Regrettably, though, the field of education seems to be one of those few fields which have an even higher hypothesis failure rate than psychology and sociology. Given that all three fields are to do with understanding man, it might lead you to conclude that people are extraordinarily variable and unpredictable. You might even conclude that we haven't made much progress since Protagoras observed that:
Man is the measure of all things.
The choice of phrasing, "were not dramatically better than they were for similar sites that did not participate" is a red flag. This could cover:
1) The results were consistently positive but small.

2) The results were consistently negative but small.

3) The results were variable but a small positive effect size on average.

4) The results were variable but a small negative effect size on average.

5) There was no difference at all.
Going to the report, and not just the summary, it seems like the actual results were three and four. Variable and positive, though not statistically significant for reading, and variable but negative for mathematics.

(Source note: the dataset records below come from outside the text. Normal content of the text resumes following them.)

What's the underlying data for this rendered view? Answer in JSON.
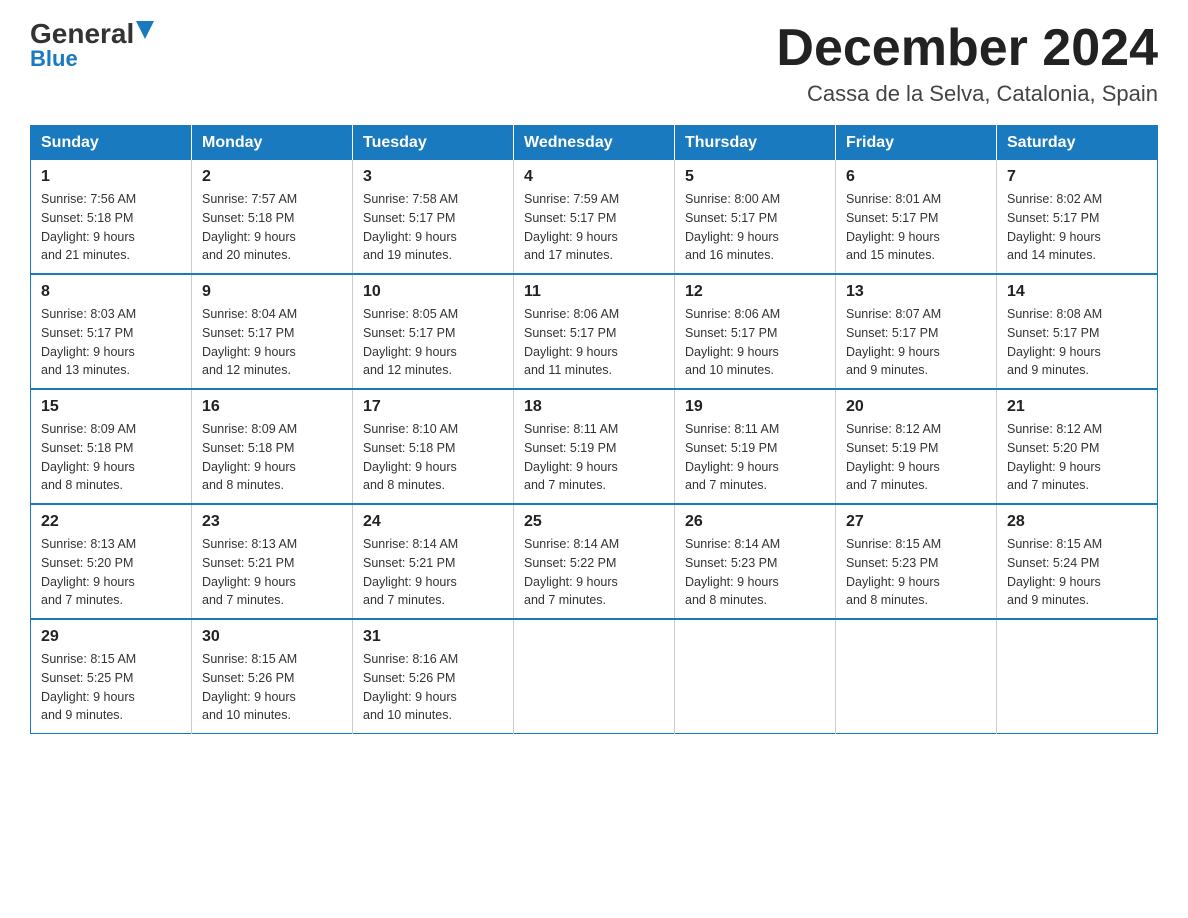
{
  "header": {
    "logo_general": "General",
    "logo_blue": "Blue",
    "title": "December 2024",
    "subtitle": "Cassa de la Selva, Catalonia, Spain"
  },
  "days_of_week": [
    "Sunday",
    "Monday",
    "Tuesday",
    "Wednesday",
    "Thursday",
    "Friday",
    "Saturday"
  ],
  "weeks": [
    [
      {
        "day": "1",
        "sunrise": "7:56 AM",
        "sunset": "5:18 PM",
        "daylight": "9 hours and 21 minutes."
      },
      {
        "day": "2",
        "sunrise": "7:57 AM",
        "sunset": "5:18 PM",
        "daylight": "9 hours and 20 minutes."
      },
      {
        "day": "3",
        "sunrise": "7:58 AM",
        "sunset": "5:17 PM",
        "daylight": "9 hours and 19 minutes."
      },
      {
        "day": "4",
        "sunrise": "7:59 AM",
        "sunset": "5:17 PM",
        "daylight": "9 hours and 17 minutes."
      },
      {
        "day": "5",
        "sunrise": "8:00 AM",
        "sunset": "5:17 PM",
        "daylight": "9 hours and 16 minutes."
      },
      {
        "day": "6",
        "sunrise": "8:01 AM",
        "sunset": "5:17 PM",
        "daylight": "9 hours and 15 minutes."
      },
      {
        "day": "7",
        "sunrise": "8:02 AM",
        "sunset": "5:17 PM",
        "daylight": "9 hours and 14 minutes."
      }
    ],
    [
      {
        "day": "8",
        "sunrise": "8:03 AM",
        "sunset": "5:17 PM",
        "daylight": "9 hours and 13 minutes."
      },
      {
        "day": "9",
        "sunrise": "8:04 AM",
        "sunset": "5:17 PM",
        "daylight": "9 hours and 12 minutes."
      },
      {
        "day": "10",
        "sunrise": "8:05 AM",
        "sunset": "5:17 PM",
        "daylight": "9 hours and 12 minutes."
      },
      {
        "day": "11",
        "sunrise": "8:06 AM",
        "sunset": "5:17 PM",
        "daylight": "9 hours and 11 minutes."
      },
      {
        "day": "12",
        "sunrise": "8:06 AM",
        "sunset": "5:17 PM",
        "daylight": "9 hours and 10 minutes."
      },
      {
        "day": "13",
        "sunrise": "8:07 AM",
        "sunset": "5:17 PM",
        "daylight": "9 hours and 9 minutes."
      },
      {
        "day": "14",
        "sunrise": "8:08 AM",
        "sunset": "5:17 PM",
        "daylight": "9 hours and 9 minutes."
      }
    ],
    [
      {
        "day": "15",
        "sunrise": "8:09 AM",
        "sunset": "5:18 PM",
        "daylight": "9 hours and 8 minutes."
      },
      {
        "day": "16",
        "sunrise": "8:09 AM",
        "sunset": "5:18 PM",
        "daylight": "9 hours and 8 minutes."
      },
      {
        "day": "17",
        "sunrise": "8:10 AM",
        "sunset": "5:18 PM",
        "daylight": "9 hours and 8 minutes."
      },
      {
        "day": "18",
        "sunrise": "8:11 AM",
        "sunset": "5:19 PM",
        "daylight": "9 hours and 7 minutes."
      },
      {
        "day": "19",
        "sunrise": "8:11 AM",
        "sunset": "5:19 PM",
        "daylight": "9 hours and 7 minutes."
      },
      {
        "day": "20",
        "sunrise": "8:12 AM",
        "sunset": "5:19 PM",
        "daylight": "9 hours and 7 minutes."
      },
      {
        "day": "21",
        "sunrise": "8:12 AM",
        "sunset": "5:20 PM",
        "daylight": "9 hours and 7 minutes."
      }
    ],
    [
      {
        "day": "22",
        "sunrise": "8:13 AM",
        "sunset": "5:20 PM",
        "daylight": "9 hours and 7 minutes."
      },
      {
        "day": "23",
        "sunrise": "8:13 AM",
        "sunset": "5:21 PM",
        "daylight": "9 hours and 7 minutes."
      },
      {
        "day": "24",
        "sunrise": "8:14 AM",
        "sunset": "5:21 PM",
        "daylight": "9 hours and 7 minutes."
      },
      {
        "day": "25",
        "sunrise": "8:14 AM",
        "sunset": "5:22 PM",
        "daylight": "9 hours and 7 minutes."
      },
      {
        "day": "26",
        "sunrise": "8:14 AM",
        "sunset": "5:23 PM",
        "daylight": "9 hours and 8 minutes."
      },
      {
        "day": "27",
        "sunrise": "8:15 AM",
        "sunset": "5:23 PM",
        "daylight": "9 hours and 8 minutes."
      },
      {
        "day": "28",
        "sunrise": "8:15 AM",
        "sunset": "5:24 PM",
        "daylight": "9 hours and 9 minutes."
      }
    ],
    [
      {
        "day": "29",
        "sunrise": "8:15 AM",
        "sunset": "5:25 PM",
        "daylight": "9 hours and 9 minutes."
      },
      {
        "day": "30",
        "sunrise": "8:15 AM",
        "sunset": "5:26 PM",
        "daylight": "9 hours and 10 minutes."
      },
      {
        "day": "31",
        "sunrise": "8:16 AM",
        "sunset": "5:26 PM",
        "daylight": "9 hours and 10 minutes."
      },
      null,
      null,
      null,
      null
    ]
  ],
  "labels": {
    "sunrise": "Sunrise:",
    "sunset": "Sunset:",
    "daylight": "Daylight:"
  }
}
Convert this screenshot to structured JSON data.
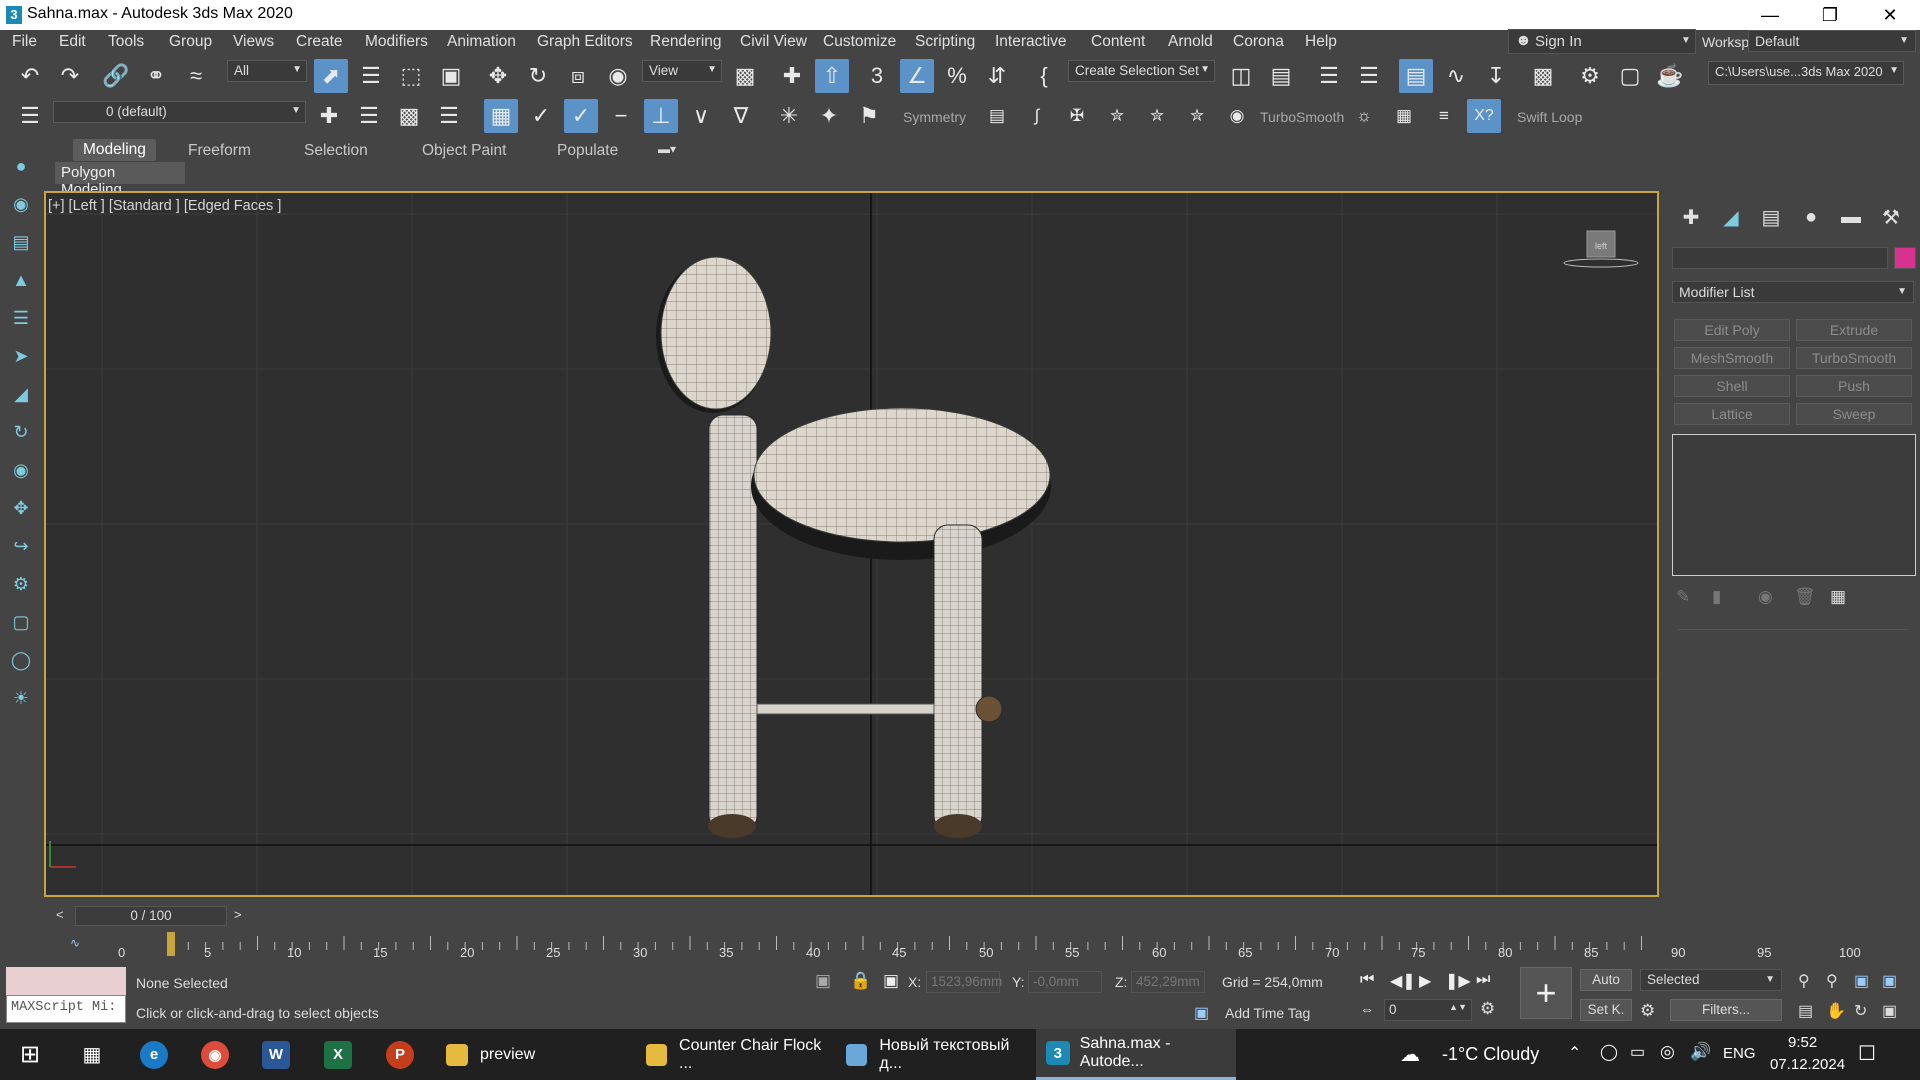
{
  "window": {
    "title": "Sahna.max - Autodesk 3ds Max 2020",
    "app_icon": "3"
  },
  "menu": [
    "File",
    "Edit",
    "Tools",
    "Group",
    "Views",
    "Create",
    "Modifiers",
    "Animation",
    "Graph Editors",
    "Rendering",
    "Civil View",
    "Customize",
    "Scripting",
    "Interactive",
    "Content",
    "Arnold",
    "Corona",
    "Help"
  ],
  "signin": "Sign In",
  "workspaces": {
    "label": "Workspaces:",
    "value": "Default"
  },
  "toolbar1": {
    "filter_value": "All",
    "refcoord_value": "View",
    "selection_set": "Create Selection Set",
    "path_value": "C:\\Users\\use...3ds Max 2020"
  },
  "toolbar2": {
    "layer_value": "0 (default)",
    "symmetry_label": "Symmetry",
    "turbosmooth_label": "TurboSmooth",
    "swiftloop_label": "Swift Loop"
  },
  "ribbon": {
    "tabs": [
      "Modeling",
      "Freeform",
      "Selection",
      "Object Paint",
      "Populate"
    ],
    "active_tab": "Modeling",
    "panel_label": "Polygon Modeling"
  },
  "viewport": {
    "label": "[+] [Left ] [Standard ] [Edged Faces ]",
    "cube_label": "left"
  },
  "command_panel": {
    "modifier_list": "Modifier List",
    "modifier_buttons": [
      "Edit Poly",
      "Extrude",
      "MeshSmooth",
      "TurboSmooth",
      "Shell",
      "Push",
      "Lattice",
      "Sweep"
    ],
    "color_swatch": "#d8328f"
  },
  "timeline": {
    "slider_text": "0 / 100",
    "ticks": [
      "0",
      "5",
      "10",
      "15",
      "20",
      "25",
      "30",
      "35",
      "40",
      "45",
      "50",
      "55",
      "60",
      "65",
      "70",
      "75",
      "80",
      "85",
      "90",
      "95",
      "100"
    ]
  },
  "status": {
    "maxscript": "MAXScript Mi:",
    "selection": "None Selected",
    "prompt": "Click or click-and-drag to select objects",
    "x_label": "X:",
    "x_value": "1523,96mm",
    "y_label": "Y:",
    "y_value": "-0,0mm",
    "z_label": "Z:",
    "z_value": "452,29mm",
    "grid": "Grid = 254,0mm",
    "add_time_tag": "Add Time Tag",
    "auto": "Auto",
    "set_key": "Set K.",
    "key_filter": "Selected",
    "filters": "Filters...",
    "frame": "0"
  },
  "taskbar": {
    "apps": [
      {
        "label": "preview",
        "icon": "folder-icon"
      },
      {
        "label": "Counter Chair Flock ...",
        "icon": "folder-icon"
      },
      {
        "label": "Новый текстовый д...",
        "icon": "notepad-icon"
      },
      {
        "label": "Sahna.max - Autode...",
        "icon": "3dsmax-icon"
      }
    ],
    "weather": "-1°C  Cloudy",
    "lang": "ENG",
    "time": "9:52",
    "date": "07.12.2024"
  }
}
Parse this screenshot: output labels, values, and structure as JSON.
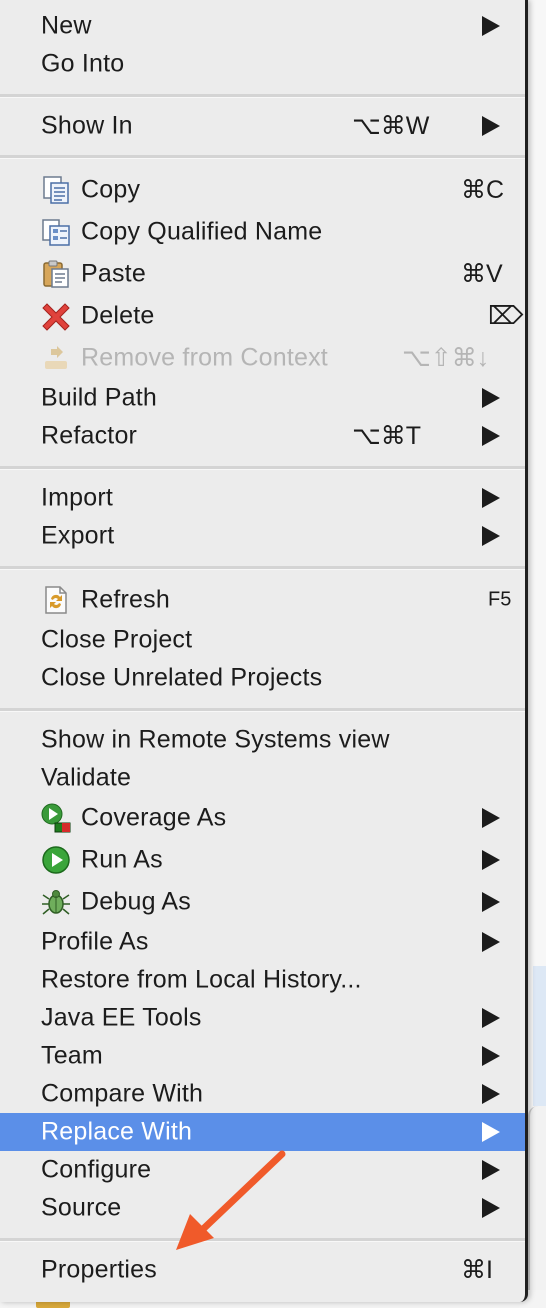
{
  "menu": {
    "new": {
      "label": "New",
      "icon": "",
      "shortcut": ""
    },
    "go_into": {
      "label": "Go Into"
    },
    "show_in": {
      "label": "Show In",
      "shortcut": "⌥⌘W"
    },
    "copy": {
      "label": "Copy",
      "icon": "copy-icon",
      "shortcut": "⌘C"
    },
    "copy_qualified_name": {
      "label": "Copy Qualified Name",
      "icon": "copy-qualified-name-icon"
    },
    "paste": {
      "label": "Paste",
      "icon": "paste-icon",
      "shortcut": "⌘V"
    },
    "delete": {
      "label": "Delete",
      "icon": "delete-icon",
      "shortcut": "⌦"
    },
    "remove_from_context": {
      "label": "Remove from Context",
      "icon": "remove-from-context-icon",
      "shortcut": "⌥⇧⌘↓",
      "disabled": true
    },
    "build_path": {
      "label": "Build Path"
    },
    "refactor": {
      "label": "Refactor",
      "shortcut": "⌥⌘T"
    },
    "import": {
      "label": "Import"
    },
    "export": {
      "label": "Export"
    },
    "refresh": {
      "label": "Refresh",
      "icon": "refresh-icon",
      "shortcut": "F5"
    },
    "close_project": {
      "label": "Close Project"
    },
    "close_unrelated_projects": {
      "label": "Close Unrelated Projects"
    },
    "show_in_remote_systems_view": {
      "label": "Show in Remote Systems view"
    },
    "validate": {
      "label": "Validate"
    },
    "coverage_as": {
      "label": "Coverage As",
      "icon": "coverage-icon"
    },
    "run_as": {
      "label": "Run As",
      "icon": "run-icon"
    },
    "debug_as": {
      "label": "Debug As",
      "icon": "debug-bug-icon"
    },
    "profile_as": {
      "label": "Profile As"
    },
    "restore_from_local_history": {
      "label": "Restore from Local History..."
    },
    "java_ee_tools": {
      "label": "Java EE Tools"
    },
    "team": {
      "label": "Team"
    },
    "compare_with": {
      "label": "Compare With"
    },
    "replace_with": {
      "label": "Replace With",
      "selected": true
    },
    "configure": {
      "label": "Configure"
    },
    "source": {
      "label": "Source"
    },
    "properties": {
      "label": "Properties",
      "shortcut": "⌘I"
    }
  },
  "colors": {
    "menu_background": "#ececec",
    "selection": "#5b8fe8",
    "disabled_text": "#b5b5b5",
    "annotation_arrow": "#f05a2a"
  }
}
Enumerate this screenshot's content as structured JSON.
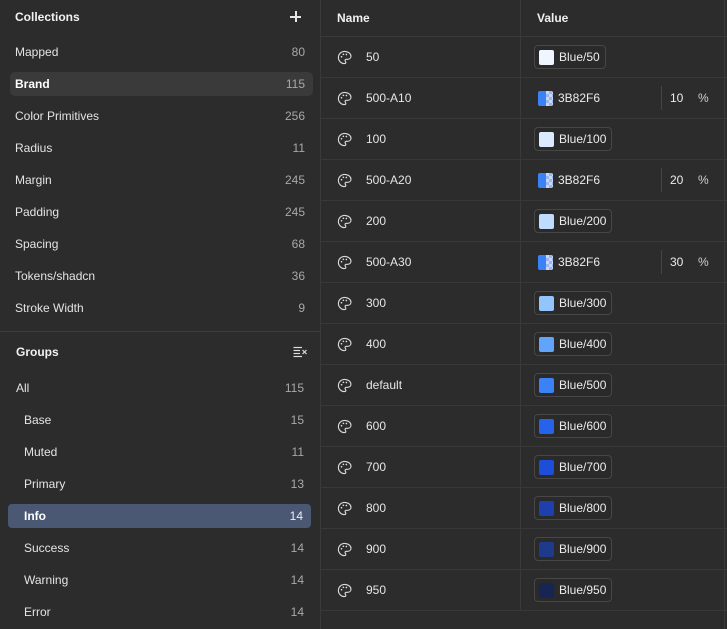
{
  "collections": {
    "title": "Collections",
    "items": [
      {
        "label": "Mapped",
        "count": "80"
      },
      {
        "label": "Brand",
        "count": "115"
      },
      {
        "label": "Color Primitives",
        "count": "256"
      },
      {
        "label": "Radius",
        "count": "11"
      },
      {
        "label": "Margin",
        "count": "245"
      },
      {
        "label": "Padding",
        "count": "245"
      },
      {
        "label": "Spacing",
        "count": "68"
      },
      {
        "label": "Tokens/shadcn",
        "count": "36"
      },
      {
        "label": "Stroke Width",
        "count": "9"
      }
    ]
  },
  "groups": {
    "title": "Groups",
    "items": [
      {
        "label": "All",
        "count": "115"
      },
      {
        "label": "Base",
        "count": "15"
      },
      {
        "label": "Muted",
        "count": "11"
      },
      {
        "label": "Primary",
        "count": "13"
      },
      {
        "label": "Info",
        "count": "14"
      },
      {
        "label": "Success",
        "count": "14"
      },
      {
        "label": "Warning",
        "count": "14"
      },
      {
        "label": "Error",
        "count": "14"
      }
    ]
  },
  "table": {
    "headers": {
      "name": "Name",
      "value": "Value"
    },
    "rows": [
      {
        "name": "50",
        "ref": "Blue/50",
        "color": "#eff6ff"
      },
      {
        "name": "500-A10",
        "hex": "3B82F6",
        "alpha": "10",
        "pct": "%",
        "color": "#3b82f6"
      },
      {
        "name": "100",
        "ref": "Blue/100",
        "color": "#dbeafe"
      },
      {
        "name": "500-A20",
        "hex": "3B82F6",
        "alpha": "20",
        "pct": "%",
        "color": "#3b82f6"
      },
      {
        "name": "200",
        "ref": "Blue/200",
        "color": "#bfdbfe"
      },
      {
        "name": "500-A30",
        "hex": "3B82F6",
        "alpha": "30",
        "pct": "%",
        "color": "#3b82f6"
      },
      {
        "name": "300",
        "ref": "Blue/300",
        "color": "#93c5fd"
      },
      {
        "name": "400",
        "ref": "Blue/400",
        "color": "#60a5fa"
      },
      {
        "name": "default",
        "ref": "Blue/500",
        "color": "#3b82f6"
      },
      {
        "name": "600",
        "ref": "Blue/600",
        "color": "#2563eb"
      },
      {
        "name": "700",
        "ref": "Blue/700",
        "color": "#1d4ed8"
      },
      {
        "name": "800",
        "ref": "Blue/800",
        "color": "#1e40af"
      },
      {
        "name": "900",
        "ref": "Blue/900",
        "color": "#1e3a8a"
      },
      {
        "name": "950",
        "ref": "Blue/950",
        "color": "#172554"
      }
    ]
  },
  "icons": {
    "add": "plus-icon",
    "collapse": "collapse-all-icon",
    "token": "palette-icon"
  }
}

That is actually more dismal than "were not dramatically better".
Our analyses of student test results and graduation rates showed that, six years after the IP initiative began, there is no evidence of widespread positive impact of the initiative on student outcomes. In 2014–2015, like in previous years, the estimated impacts in the IP sites were mostly not statistically significant across grades and subjects, although there were significant positive effects for HS ELA in PPS and the CMOs and significant negative ffects in mathematics in grades 3 through 8 in the CMOs.